Оборотни только сейчас поняли, что происходит, – они уже вертелись у ног всадника, пытаясь достать зубами его сапоги. Они норовили укусить коня за бабки, тянулись жадно к его жилам и брюху, но конь разбрасывал их в стороны, разбивал головы ударами копыт, втаптывал в землю. Когда повалилась первая изгородь, оборотни шарахнулись в стороны, но было уже поздно – лошади накатили на них сплошной волной.
А дальше случилось невероятное – те, кто были тогда в стойбище, рассказывали потом, будто от конского топота обвалилось ущелье, рухнули самые горы вокруг куреня и земля покрылась трещинами, в которых бурлила кровь. Говорили еще, что видели в небе грифонов, крылатых барсов и прочие чудеса.
После той ночи на много дней пути вокруг не осталось ни одного живого перевертыша, ни одного даже самого чахлого кустика травы, ни одной скалы или кочки. Зато весной пустые склоны зазеленели сочной травой, ожили пересохшие давно ручьи, а в тайгу вернулся зверь. Все это случилось именем Соруша – бога победы, именно так, как рассказывают легенды. Все произошло быстро и страшно, как и велит древняя справедливость.
Сам Ашпокай мало что запомнил тогда. Когда сила Соруша наконец оставила его, он почувствовал себя мехом, из которого выпили весь кумыс. Рахша не слушался юношу – на какое-то мгновение он почувствовал прежнего своего хозяина и теперь злился, требовал его назад. Ашпокай растерянно огляделся. Ничего нельзя было разобрать в этой пыли и темноте. Вот рухнула первая поскотина. Из юрт и землянок выскакивали неодетые заспанные люди. Одни выбегали навстречу лошадям, кричали, размахивали недоуздками, другие пытались спрятаться или убежать. Многие нашли смерть под копытами.
А потом откуда-то издалека раздался новый треск – это рухнула поскотина вокруг дальнего загона.
Людям передалось безумие лошадей: верховые и пешие, метались они в пыли, сталкиваясь, падая, сражаясь друг с другом насмерть.
– Хунну! Это хунну устроили!
– Резать их! Резать!
– Да где же они? Где? Резать их!
Вот кто-то размахивает чеканом, вот засвистели стрелы, кто-то промчался мимо с раздавленной, безобразно повисшей головой…
Кони сталкивались с Рахшей, кусали его за шею, увлекая в свой безумный бег. Пару раз Ашпокай едва не упал на землю. Он погиб бы, наверное, но тут из темноты вылетел всадник в разорванной рубахе. Это был Соша. На правой руке на кожаном темляке болтался нож. В степи не знают таких ножей – то был длинный изогнутый клинок с бронзовой рукояткой в виде медвежьей морды.

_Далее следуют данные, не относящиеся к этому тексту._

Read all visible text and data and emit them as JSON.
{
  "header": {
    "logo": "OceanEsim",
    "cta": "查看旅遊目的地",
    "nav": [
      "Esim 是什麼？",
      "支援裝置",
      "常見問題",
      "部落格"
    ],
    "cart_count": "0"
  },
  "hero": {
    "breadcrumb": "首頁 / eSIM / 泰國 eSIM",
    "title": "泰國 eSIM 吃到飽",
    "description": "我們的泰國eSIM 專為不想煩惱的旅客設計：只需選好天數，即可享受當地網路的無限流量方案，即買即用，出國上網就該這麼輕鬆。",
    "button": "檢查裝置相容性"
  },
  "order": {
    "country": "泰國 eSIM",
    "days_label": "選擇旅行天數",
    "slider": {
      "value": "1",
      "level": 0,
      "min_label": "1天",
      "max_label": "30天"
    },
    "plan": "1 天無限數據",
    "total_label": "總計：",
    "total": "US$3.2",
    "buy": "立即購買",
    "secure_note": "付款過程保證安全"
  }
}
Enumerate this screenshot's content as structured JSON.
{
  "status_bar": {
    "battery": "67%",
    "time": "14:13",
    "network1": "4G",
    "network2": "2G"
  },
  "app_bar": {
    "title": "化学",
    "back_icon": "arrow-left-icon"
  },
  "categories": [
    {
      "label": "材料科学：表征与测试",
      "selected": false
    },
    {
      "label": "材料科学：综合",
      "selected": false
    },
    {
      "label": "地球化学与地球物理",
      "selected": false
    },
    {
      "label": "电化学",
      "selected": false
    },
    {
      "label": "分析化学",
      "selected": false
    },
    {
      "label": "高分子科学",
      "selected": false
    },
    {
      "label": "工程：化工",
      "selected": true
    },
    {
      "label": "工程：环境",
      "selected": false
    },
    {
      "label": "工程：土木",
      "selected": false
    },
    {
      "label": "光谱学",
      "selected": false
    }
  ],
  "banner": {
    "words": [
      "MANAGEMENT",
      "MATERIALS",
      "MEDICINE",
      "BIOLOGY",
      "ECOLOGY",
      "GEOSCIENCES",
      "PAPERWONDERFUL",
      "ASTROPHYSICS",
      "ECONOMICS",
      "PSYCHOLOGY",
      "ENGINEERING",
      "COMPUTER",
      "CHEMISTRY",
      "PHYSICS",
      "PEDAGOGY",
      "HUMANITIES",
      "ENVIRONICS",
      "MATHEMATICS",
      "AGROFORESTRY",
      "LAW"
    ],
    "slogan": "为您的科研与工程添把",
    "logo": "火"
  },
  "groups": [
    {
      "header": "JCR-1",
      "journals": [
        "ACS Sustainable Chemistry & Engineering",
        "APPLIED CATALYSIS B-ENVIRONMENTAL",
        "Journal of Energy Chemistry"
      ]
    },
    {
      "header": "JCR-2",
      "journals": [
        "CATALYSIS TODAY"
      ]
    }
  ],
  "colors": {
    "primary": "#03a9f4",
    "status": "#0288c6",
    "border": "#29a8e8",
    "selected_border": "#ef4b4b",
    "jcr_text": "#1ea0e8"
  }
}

– Я Хушана… Я… – прокричал Соша, но последнее страшное слово утонуло в рокоте.
Невозможно было смотреть на него в эту минуту. Через много лет, когда в степи все будут говорить о полуденных призраках, самого лютого из них назовут Абар – Медвежий Коготь.
– Где наши? – прохрипел Ашпокай, припадая к конской спине.